Den ständigen Drang zu malen.
Bild: Patrick Frey Edition

Die Autorin und Kunstbuch-Herausgeberin hat sich zwei Jahre Zeit genommen, Armando Alleyne kennen zu lernen. «Er ist der wahrste Künstler, den ich kenne», sagt sie, «er hat diesen ständigen Drang zu malen und einen ganz eigenen Stil». Zusammen mit einer Co-Herausgeberin, dem Künstler und einem jungen Grafikteam aus Brooklyn wurde jedes Detail des Buches gemeinsam entwickelt, von der Farbe des Papiers über den besonderen Aufbau –­ Bilder vor Text. 2021 ist die Monografie vom Bundesamt für Kultur zu einem der «schönsten Schweizer Bücher» des Jahres gekürt worden. «Es gibt mir ein warmes Gefühl, dass es dieses Buch gibt», sagt Stephanie Rebonati, «etwas, das uns alle überdauern wird».

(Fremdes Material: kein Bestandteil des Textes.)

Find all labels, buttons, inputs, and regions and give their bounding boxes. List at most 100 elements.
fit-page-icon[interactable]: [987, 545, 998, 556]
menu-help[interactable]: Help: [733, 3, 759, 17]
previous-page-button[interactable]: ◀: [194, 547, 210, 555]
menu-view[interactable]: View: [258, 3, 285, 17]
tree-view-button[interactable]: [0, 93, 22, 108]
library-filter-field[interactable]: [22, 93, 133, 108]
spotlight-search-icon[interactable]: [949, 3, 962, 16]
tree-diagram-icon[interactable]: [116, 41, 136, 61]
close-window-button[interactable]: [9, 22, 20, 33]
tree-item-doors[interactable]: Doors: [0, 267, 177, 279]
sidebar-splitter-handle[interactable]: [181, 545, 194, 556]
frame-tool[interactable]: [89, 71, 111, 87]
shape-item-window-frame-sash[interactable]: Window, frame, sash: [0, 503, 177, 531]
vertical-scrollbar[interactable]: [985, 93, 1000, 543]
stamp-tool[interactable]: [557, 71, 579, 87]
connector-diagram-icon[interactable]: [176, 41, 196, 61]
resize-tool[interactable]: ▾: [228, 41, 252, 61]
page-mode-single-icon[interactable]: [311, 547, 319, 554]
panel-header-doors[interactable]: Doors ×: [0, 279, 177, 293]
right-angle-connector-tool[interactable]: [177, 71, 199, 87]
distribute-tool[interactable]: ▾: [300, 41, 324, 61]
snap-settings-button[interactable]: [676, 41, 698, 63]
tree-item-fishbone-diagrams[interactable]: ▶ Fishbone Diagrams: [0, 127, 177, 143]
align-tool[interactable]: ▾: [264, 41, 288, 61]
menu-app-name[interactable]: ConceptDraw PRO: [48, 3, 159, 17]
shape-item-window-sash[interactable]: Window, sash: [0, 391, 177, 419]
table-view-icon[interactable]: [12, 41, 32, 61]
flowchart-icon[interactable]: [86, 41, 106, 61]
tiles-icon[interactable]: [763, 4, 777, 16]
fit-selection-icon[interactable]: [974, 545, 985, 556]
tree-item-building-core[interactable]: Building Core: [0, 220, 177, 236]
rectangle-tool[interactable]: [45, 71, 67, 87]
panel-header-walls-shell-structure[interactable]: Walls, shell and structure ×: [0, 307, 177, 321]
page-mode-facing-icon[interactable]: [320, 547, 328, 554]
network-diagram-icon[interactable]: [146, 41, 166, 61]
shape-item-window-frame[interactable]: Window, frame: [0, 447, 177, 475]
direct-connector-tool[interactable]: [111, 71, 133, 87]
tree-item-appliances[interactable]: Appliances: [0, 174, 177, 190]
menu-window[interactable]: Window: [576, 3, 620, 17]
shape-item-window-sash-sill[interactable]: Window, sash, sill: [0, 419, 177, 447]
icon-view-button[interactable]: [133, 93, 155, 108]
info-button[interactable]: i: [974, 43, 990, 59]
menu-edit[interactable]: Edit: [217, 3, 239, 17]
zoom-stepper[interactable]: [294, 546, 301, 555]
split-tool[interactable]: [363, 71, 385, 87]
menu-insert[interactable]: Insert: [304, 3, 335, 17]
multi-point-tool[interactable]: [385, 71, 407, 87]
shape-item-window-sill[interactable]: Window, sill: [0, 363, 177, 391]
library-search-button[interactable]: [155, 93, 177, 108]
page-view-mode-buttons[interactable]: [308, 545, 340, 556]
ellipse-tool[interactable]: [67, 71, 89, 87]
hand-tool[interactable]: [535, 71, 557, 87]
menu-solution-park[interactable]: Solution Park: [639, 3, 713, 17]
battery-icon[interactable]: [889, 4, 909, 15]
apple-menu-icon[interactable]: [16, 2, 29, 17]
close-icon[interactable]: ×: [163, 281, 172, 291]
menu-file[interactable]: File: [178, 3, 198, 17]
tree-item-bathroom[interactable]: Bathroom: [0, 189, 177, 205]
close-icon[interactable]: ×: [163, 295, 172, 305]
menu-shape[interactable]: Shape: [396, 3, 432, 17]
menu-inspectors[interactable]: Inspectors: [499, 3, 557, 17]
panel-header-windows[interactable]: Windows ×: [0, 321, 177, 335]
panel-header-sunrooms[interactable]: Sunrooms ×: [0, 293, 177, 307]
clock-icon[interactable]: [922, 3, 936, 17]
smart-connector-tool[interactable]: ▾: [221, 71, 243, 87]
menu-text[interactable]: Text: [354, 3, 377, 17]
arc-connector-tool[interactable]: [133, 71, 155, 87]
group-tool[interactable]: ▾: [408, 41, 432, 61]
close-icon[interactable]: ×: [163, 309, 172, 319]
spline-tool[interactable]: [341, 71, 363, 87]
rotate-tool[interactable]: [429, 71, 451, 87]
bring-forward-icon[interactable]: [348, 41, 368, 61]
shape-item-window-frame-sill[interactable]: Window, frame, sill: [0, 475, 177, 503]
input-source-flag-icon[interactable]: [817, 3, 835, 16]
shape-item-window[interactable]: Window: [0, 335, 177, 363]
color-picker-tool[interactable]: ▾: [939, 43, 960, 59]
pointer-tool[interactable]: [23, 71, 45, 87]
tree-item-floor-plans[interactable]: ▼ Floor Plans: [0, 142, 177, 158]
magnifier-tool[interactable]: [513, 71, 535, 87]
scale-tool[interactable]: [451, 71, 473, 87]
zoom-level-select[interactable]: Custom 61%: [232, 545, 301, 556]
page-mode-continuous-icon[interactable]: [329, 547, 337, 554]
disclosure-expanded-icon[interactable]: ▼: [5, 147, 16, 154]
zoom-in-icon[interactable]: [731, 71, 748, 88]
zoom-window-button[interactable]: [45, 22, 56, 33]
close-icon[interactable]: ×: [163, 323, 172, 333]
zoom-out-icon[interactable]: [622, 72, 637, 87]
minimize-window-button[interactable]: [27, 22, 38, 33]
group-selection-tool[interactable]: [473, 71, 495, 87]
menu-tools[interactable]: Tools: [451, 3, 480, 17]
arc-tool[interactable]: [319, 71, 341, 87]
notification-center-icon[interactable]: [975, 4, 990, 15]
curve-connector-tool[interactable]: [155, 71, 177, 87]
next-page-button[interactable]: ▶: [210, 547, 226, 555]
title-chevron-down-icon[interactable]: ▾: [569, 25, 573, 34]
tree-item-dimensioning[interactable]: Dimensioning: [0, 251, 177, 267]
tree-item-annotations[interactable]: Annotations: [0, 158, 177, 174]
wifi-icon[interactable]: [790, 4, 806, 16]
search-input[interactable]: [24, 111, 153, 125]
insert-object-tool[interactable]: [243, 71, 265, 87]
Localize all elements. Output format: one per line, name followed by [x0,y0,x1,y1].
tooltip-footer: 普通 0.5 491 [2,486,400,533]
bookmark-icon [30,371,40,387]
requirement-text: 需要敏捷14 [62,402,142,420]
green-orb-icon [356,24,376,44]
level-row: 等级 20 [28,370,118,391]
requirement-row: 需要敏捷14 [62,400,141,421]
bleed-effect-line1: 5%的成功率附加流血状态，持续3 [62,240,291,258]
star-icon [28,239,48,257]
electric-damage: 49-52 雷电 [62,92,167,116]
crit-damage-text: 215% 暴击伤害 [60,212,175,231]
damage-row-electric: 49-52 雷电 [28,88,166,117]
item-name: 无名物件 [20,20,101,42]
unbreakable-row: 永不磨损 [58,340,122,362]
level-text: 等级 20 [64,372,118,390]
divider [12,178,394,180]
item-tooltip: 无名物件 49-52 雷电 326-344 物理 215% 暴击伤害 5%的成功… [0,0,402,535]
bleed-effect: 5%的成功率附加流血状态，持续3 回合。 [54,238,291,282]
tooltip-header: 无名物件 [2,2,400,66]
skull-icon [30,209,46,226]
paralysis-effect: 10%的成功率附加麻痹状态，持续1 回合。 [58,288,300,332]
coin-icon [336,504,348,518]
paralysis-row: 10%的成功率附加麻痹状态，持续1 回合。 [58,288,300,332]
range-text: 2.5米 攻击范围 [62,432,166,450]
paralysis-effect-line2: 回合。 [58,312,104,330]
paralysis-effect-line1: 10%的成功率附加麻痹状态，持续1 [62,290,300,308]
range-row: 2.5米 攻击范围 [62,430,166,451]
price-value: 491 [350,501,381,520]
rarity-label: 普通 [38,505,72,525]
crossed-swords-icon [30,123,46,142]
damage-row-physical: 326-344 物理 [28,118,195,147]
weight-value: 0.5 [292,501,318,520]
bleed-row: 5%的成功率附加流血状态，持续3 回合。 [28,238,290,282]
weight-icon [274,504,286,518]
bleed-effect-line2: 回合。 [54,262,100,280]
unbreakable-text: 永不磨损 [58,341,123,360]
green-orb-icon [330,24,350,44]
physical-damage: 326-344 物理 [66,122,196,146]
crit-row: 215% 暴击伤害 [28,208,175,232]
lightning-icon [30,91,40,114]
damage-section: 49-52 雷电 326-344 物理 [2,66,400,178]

Allmählich gewinnt Armando Alleyne auch in New York an Bekanntheit. Die zweite Ausstellung in der Galerie Carracci Art im Finanzdistrikt hat kürzlich mit vielen Verkäufen geendet, es folgte eine Buchpräsentation auf dem Schweizer Konsulat im Mai. Wenn man Armando Alleynes Biografie kennt und seine Bilder sieht, wird deutlich: Hier ist ein grosser Künstler durch schwierige soziale Umstände lange klein gehalten worden. Jetzt bekommt er allmählich Raum.